The Wonder Women of MENA: Al Masaood Power Division’s Hedaa Ashraf
Stop thinking of marketing as communication. In this space, it is translation.

Fifteen years into a marketing career spanning the GCC and the wider Middle East, Hedaa holds a role that does not exist in most marketing textbooks. As the marketing lead at Al Masaood Power Division in the UAE, she sits at the intersection of engineering, sales, and commercial strategy, translating between three groups who rarely speak the same language and for whom the cost of miscommunication is measurable in contracts, not clicks.
On what marketing actually means in this space
Stop thinking of marketing as communication. In this space, marketing is translation.

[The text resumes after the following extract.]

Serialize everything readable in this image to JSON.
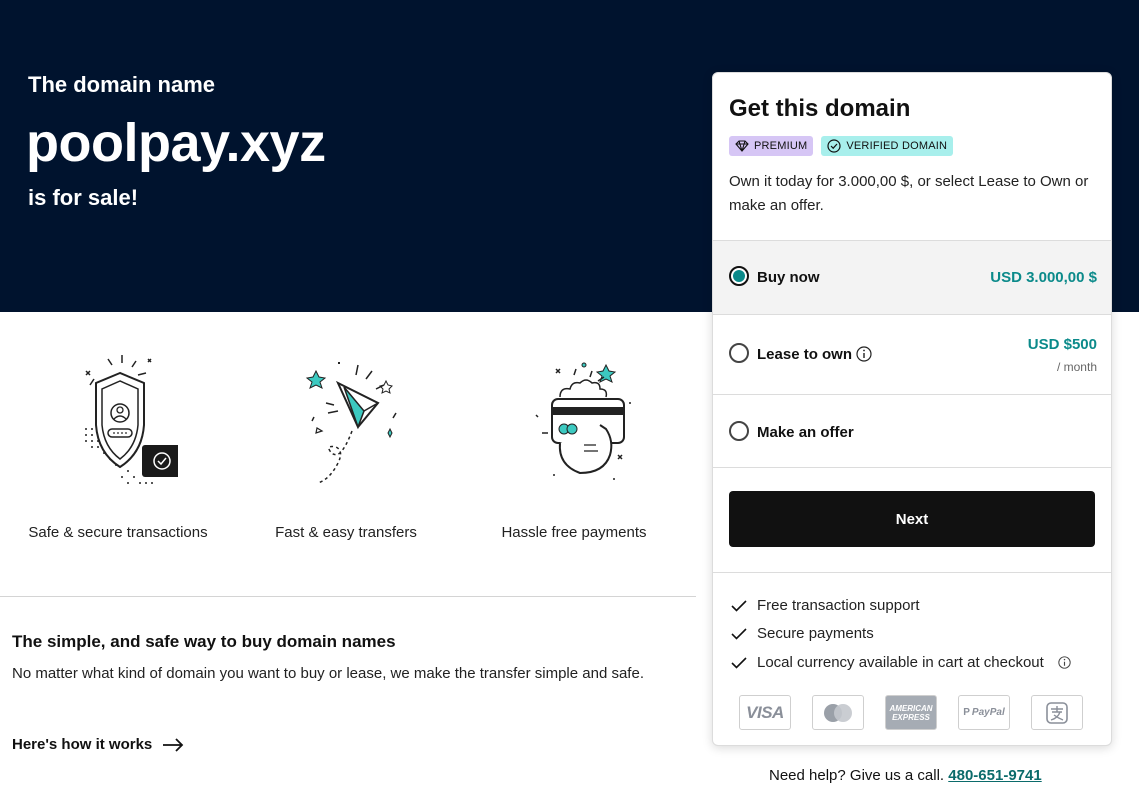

You are translating between engineers who think in specifications, sales teams who think in deals, and decision-makers who think in risk and ROI. If you do not understand all three, you will end up producing content that looks polished but does nothing.
This is what has defined Hedaa’s approach since she moved into the B2B industrial sector: an insistence on going further than the brief, deeper than the brochure, and closer to the actual commercial reality of what her company sells and who buys it.
On the work most marketers avoid
Sit with sales calls. Listen more than you speak. Ask engineers uncomfortable questions until you actually understand the product, not just the brochure version. Learn how your customer makes money, not just what they say they need.
One of the challenges Hedaa continues to work through is turning the deep expertise of Al Masaood’s application team, engineers with serious technical command in power solution design, into a genuine marketing asset. It has not happened overnight, and she is direct about that. She is building it methodically, step by step, because the alternative is producing marketing that skims the surface of what the company actually knows.
In B2B, no one buys because your post looked good. They buy because you reduced uncertainty.
On metrics that matter
Do not hide behind awareness as a success metric. It is often a polite way of saying we do not know what impact we are driving. Tie your work to pipeline, conversations, and actual business movement, even if it is messy. Especially if it is messy. That messiness is where the honest accountability lives.
On being a woman in a technical environment
You will sometimes be the only one in the room who is expected to simplify things. Do it, but do not dilute it. There is a difference. Your value is not in making things sound nice. It is in making them make sense.
If you can connect technical depth to commercial clarity, you become very hard to replace.
That is not a soft skill. That is a strategic one. And in an industry where marketing is still earning its seat at the table, it may be the most important one of all.
Hedaa is Marketing Manager at Al Masaood Power Division, UAE, with 15 years of experience across the GCC and Middle East.